Le 1er novembre 2021, le salarié a été victime d’un accident du travail et il a été placé en arrêt de travail du 2 au 6 novembre 2021, reconduit à plusieurs reprises jusqu’au 31 mars 2022.
Par lettre du 25 février 2022, M. [H] a été convoqué à un entretien préalable à un éventuel licenciement, qui s’est tenu le 7 mars 2022, puis il a été licencié pour faute grave par lettre du 25 mars 2022.
Contestant son licenciement, le salarié a saisi le conseil de prud’hommes de Poissy le 11 mai 2022, afin de voir dire son licenciement nul et obtenir la condamnation de la société Keolis Seine et Oise Est au paiement de dommages et intérêts pour rappel de salaire, inexécution de bonne foi du contrat de travail et de diverses sommes au titre de la rupture du contrat de travail.

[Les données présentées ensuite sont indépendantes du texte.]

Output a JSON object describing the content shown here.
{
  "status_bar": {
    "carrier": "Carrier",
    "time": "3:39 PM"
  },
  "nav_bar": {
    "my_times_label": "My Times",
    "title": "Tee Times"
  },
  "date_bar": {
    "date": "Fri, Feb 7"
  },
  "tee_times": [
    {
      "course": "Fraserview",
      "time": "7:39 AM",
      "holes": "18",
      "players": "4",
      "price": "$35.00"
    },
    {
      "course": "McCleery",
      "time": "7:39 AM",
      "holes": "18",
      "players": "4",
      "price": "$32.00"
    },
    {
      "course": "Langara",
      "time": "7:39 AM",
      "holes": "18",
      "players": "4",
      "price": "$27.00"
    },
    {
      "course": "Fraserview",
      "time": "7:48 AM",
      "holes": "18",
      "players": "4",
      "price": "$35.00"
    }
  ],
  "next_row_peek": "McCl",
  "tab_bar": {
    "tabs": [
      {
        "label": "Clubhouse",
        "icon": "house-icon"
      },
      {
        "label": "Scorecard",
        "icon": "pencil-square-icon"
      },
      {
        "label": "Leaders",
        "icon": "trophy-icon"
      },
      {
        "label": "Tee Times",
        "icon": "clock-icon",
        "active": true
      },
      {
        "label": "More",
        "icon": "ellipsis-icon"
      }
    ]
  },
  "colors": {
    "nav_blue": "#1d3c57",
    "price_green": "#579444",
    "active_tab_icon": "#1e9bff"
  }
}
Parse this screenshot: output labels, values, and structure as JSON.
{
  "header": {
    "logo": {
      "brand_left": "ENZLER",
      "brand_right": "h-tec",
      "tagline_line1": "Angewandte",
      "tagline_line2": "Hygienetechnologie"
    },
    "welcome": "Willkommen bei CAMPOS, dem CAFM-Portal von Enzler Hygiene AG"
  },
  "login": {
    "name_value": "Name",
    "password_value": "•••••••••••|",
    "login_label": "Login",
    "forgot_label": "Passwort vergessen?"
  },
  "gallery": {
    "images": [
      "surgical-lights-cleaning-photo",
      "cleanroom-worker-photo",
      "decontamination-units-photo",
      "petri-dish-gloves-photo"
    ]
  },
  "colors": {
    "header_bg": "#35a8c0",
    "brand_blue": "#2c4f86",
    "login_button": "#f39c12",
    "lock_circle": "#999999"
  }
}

Par jugement du 19 octobre 2023, auquel renvoie la cour pour l’exposé des demandes initiales des parties et de la procédure antérieure, le conseil de prud’hommes a :
— dit et jugé que le licenciement de M. [H] est fondé sur une faute grave ;
— débouté M. [H] de sa demande de nullité du licenciement ;
— débouté M. [H] de sa demande de licenciement dénué de cause réelle et sérieuse ;
— débouté M. [H] de sa demande en requalification des contrats à durée déterminée en contrat à durée indéterminée ;
— débouté M. [H] de sa demande de paiement de l’indemnité légale de licenciement ;
— débouté M. [H] de sa demande de paiement de l’indemnité de préavis et congés payés afférents ;
— débouté M. [H] de sa demande de rappel de salaire pour le mois d’avril 2020 et paiement des congés payés afférents ;
— débouté M. [H] de sa demande d’indemnité de chômage partiel pour le mois d’avril 2020 et des congés payés afférents ;
— débouté M. [H] de sa demande de rappel de salaire correspondant à l’annulation de la mise à pied ;
— débouté M. [H] de sa demande de dommages et intérêts pour inexécution de bonne foi du contrat de travail ;
— débouté M. [H] de sa demande de remise de documents de fin de contrat ;
— débouté la société Keolis Seine et Oise Est de sa demande reconventionnelle au titre de l’article 700 ;
— condamné M. [H] aux entiers dépens.
Par déclaration au greffe du 2 novembre 2023, M. [H] a interjeté appel de cette décision.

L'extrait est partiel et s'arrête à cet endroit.